Première présidente – désignée par Lionel Jospin, alors Premier ministre – de cette fondation chargée de transmettre le souvenir de la Shoah aux générations futures, mais aussi d’en améliorer la connaissance historique, Simone Veil en était restée présidente d’honneur.

« Comme tous mes camarades, je considère comme un devoir d’expliquer inlassablement aux jeunes générations, aux opinions publiques et aux responsables politiques, comment sont morts six millions de femmes et d’hommes dont un million et demi d’enfants, simplement parce qu’ils étaient nés juifs », expliquait-elle sobrement devant l’Assemblée générale de l’Onu en 2007.

La déportation à Auschwitz, avec sa mère et sa sœur

Arrêtée par la Gestapo à Nice, le 30 mars 1944 alors qu’elle venait juste de passer son bac, elle avait été déportée en compagnie de sa soeur Milou (Madeleine) et de sa mère, Yvonne Jacob, d’abord à Drancy puis à Auschwitz. Elle n’avait appris que plus tard que son autre soeur, Denise, avait elle-même été déportée en tant que résistante à Ravensbrück. Son père et son frère Jean disparaîtront dans la tourmente, en Lituanie, sans que l’on en connaisse les circonstances exactes.

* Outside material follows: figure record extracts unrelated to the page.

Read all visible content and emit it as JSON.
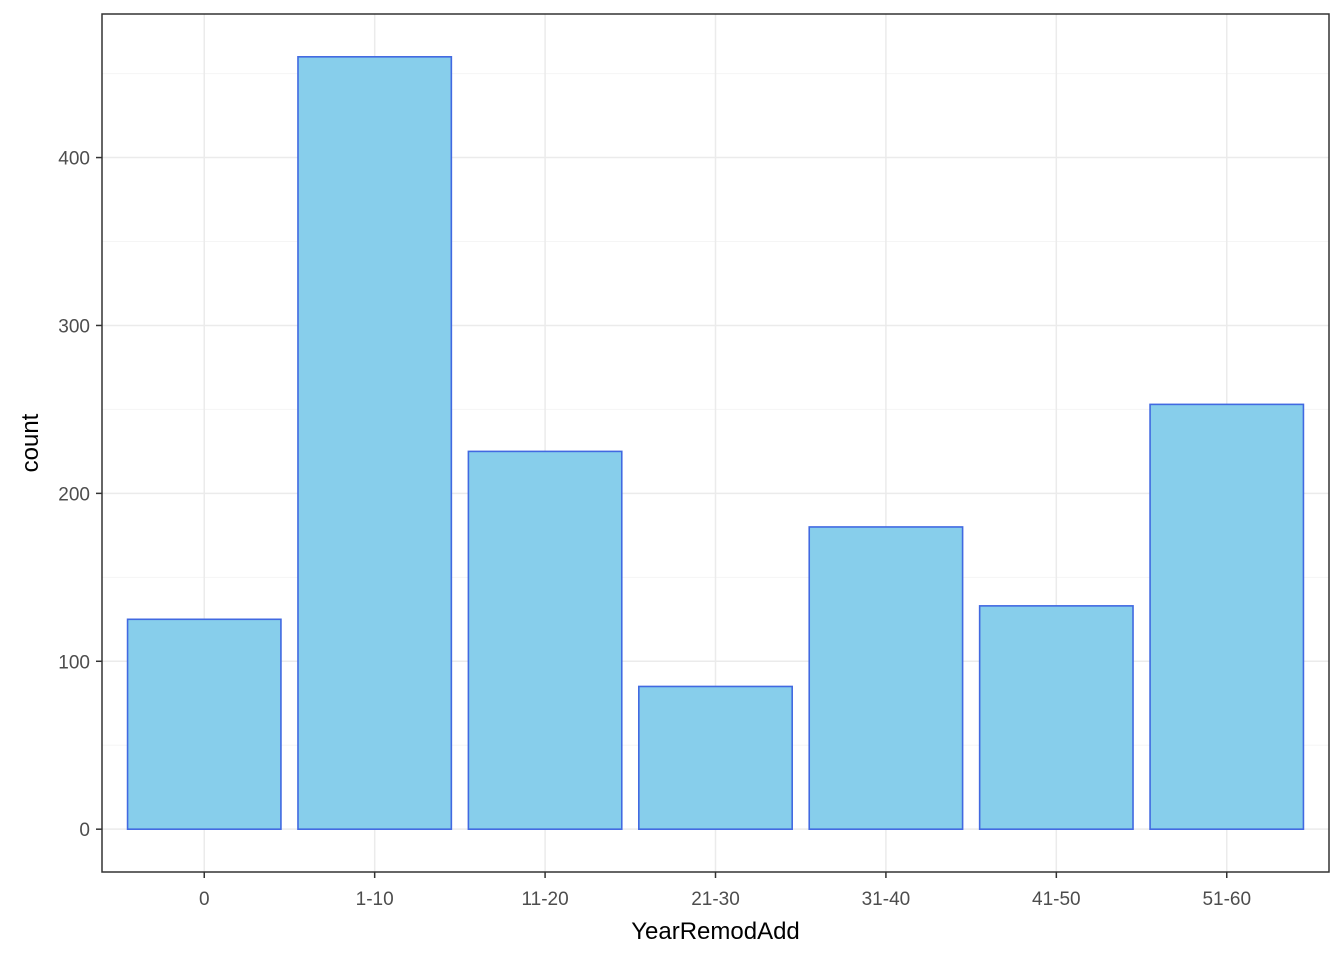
{
  "chart_data": {
    "type": "bar",
    "title": "",
    "xlabel": "YearRemodAdd",
    "ylabel": "count",
    "categories": [
      "0",
      "1-10",
      "11-20",
      "21-30",
      "31-40",
      "41-50",
      "51-60"
    ],
    "values": [
      125,
      460,
      225,
      85,
      180,
      133,
      253
    ],
    "ylim": [
      -25.5,
      485.5
    ],
    "yticks": [
      0,
      100,
      200,
      300,
      400
    ],
    "grid": true,
    "legend": "none",
    "colors": {
      "bar_fill": "#87CEEB",
      "bar_stroke": "#4169E1",
      "panel_background": "#ffffff",
      "grid_major": "#ebebeb",
      "grid_minor": "#f5f5f5",
      "panel_border": "#333333",
      "tick_text": "#4d4d4d",
      "title_text": "#000000"
    }
  }
}
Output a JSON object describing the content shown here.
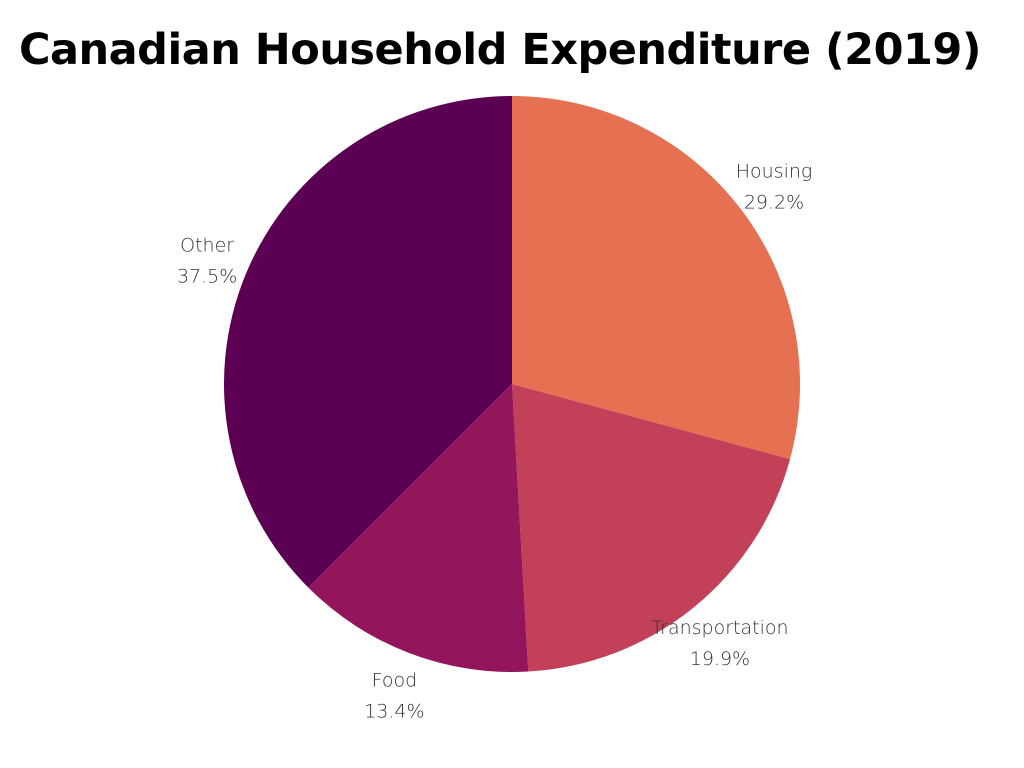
{
  "chart_data": {
    "type": "pie",
    "title": "Canadian Household Expenditure (2019)",
    "slices": [
      {
        "label": "Housing",
        "value": 29.2,
        "value_text": "29.2%",
        "color": "#e57052"
      },
      {
        "label": "Transportation",
        "value": 19.9,
        "value_text": "19.9%",
        "color": "#c24158"
      },
      {
        "label": "Food",
        "value": 13.4,
        "value_text": "13.4%",
        "color": "#93165c"
      },
      {
        "label": "Other",
        "value": 37.5,
        "value_text": "37.5%",
        "color": "#5b0052"
      }
    ],
    "start_angle": "12 o'clock",
    "direction": "clockwise",
    "legend": "none"
  }
}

Jeunes et robustes, Simone Veil et sa soeur ne devront leur survie qu’au fait d’avoir été employées pour les usines Siemens à Bobrek, un sous-camp du complexe d’Auschwitz-Birkenau.

Devant l’avancée des troupes soviétiques, en janvier 1945, elles seront évacuées vers Bergen-Belsen. C’est là qu’Yvonne Jacob, épuisée et atteinte du typhus, décèdera, le 15 mars, un mois à peine avant la libération de ce camp par les Anglais.

« Ostracisme diffus »

De retour en France, Simone Jacob (elle n’épousera Antoine Veil qu’en 1946) ressentira « un ostracisme diffus qui ne disait pas son nom… », écrira-t-elle, 60 ans plus tard, dans son autobiographie, « Une vie » (2007, 550.000 exemplaires vendus).

« Beaucoup de nos compatriotes voulaient à tout prix oublier ce à quoi nous ne pouvions nous arracher… Nous souhaitions parler mais on ne voulait pas nous écouter », note-t-elle en évoquant son retour de déportation avec sa soeur Milou. « En revanche Denise, rentrée un peu avant nous avec l’auréole de la Résistance, était invitée à faire des conférences ».

« Pour les anciens déportés que nous sommes, il n’y a pas de jours où nous ne pensions à la Shoah », confiait Simone Veil.

Aussi, une fois sa carrière de magistrate puis de femme politique accomplie, elle parle enfin de l’Holocauste, tente d' »énoncer les raisons pour lesquelles on ne peut plus s’en détacher ».

« Nous n’étions que des victimes honteuses, des animaux tatoués. Il nous faut donc vivre avec ça », écrivit-elle dans son autobiographie.

Et comme beaucoup d’anciens déportés, avant que les derniers survivants ne disparaissent, elle avait décidé de témoigner devant les nouvelles générations.

Elle refaisait le chemin. Elle récusait la thèse de la banalité du mal énoncée par Hannah Arendt qu’elle considérait comme un « masochisme d’intellectuels » et voulait croire aux « Justes, ces hommes qui n’attendaient rien mais qui n’en ont pas moins couru tous les dangers pour sauver des Juifs ».

C’est grâce à eux, soulignait-t-elle, que même si 76.000 Juifs français ont été déportés – seuls 2.600 sont revenus -, les trois quarts ont été sauvés.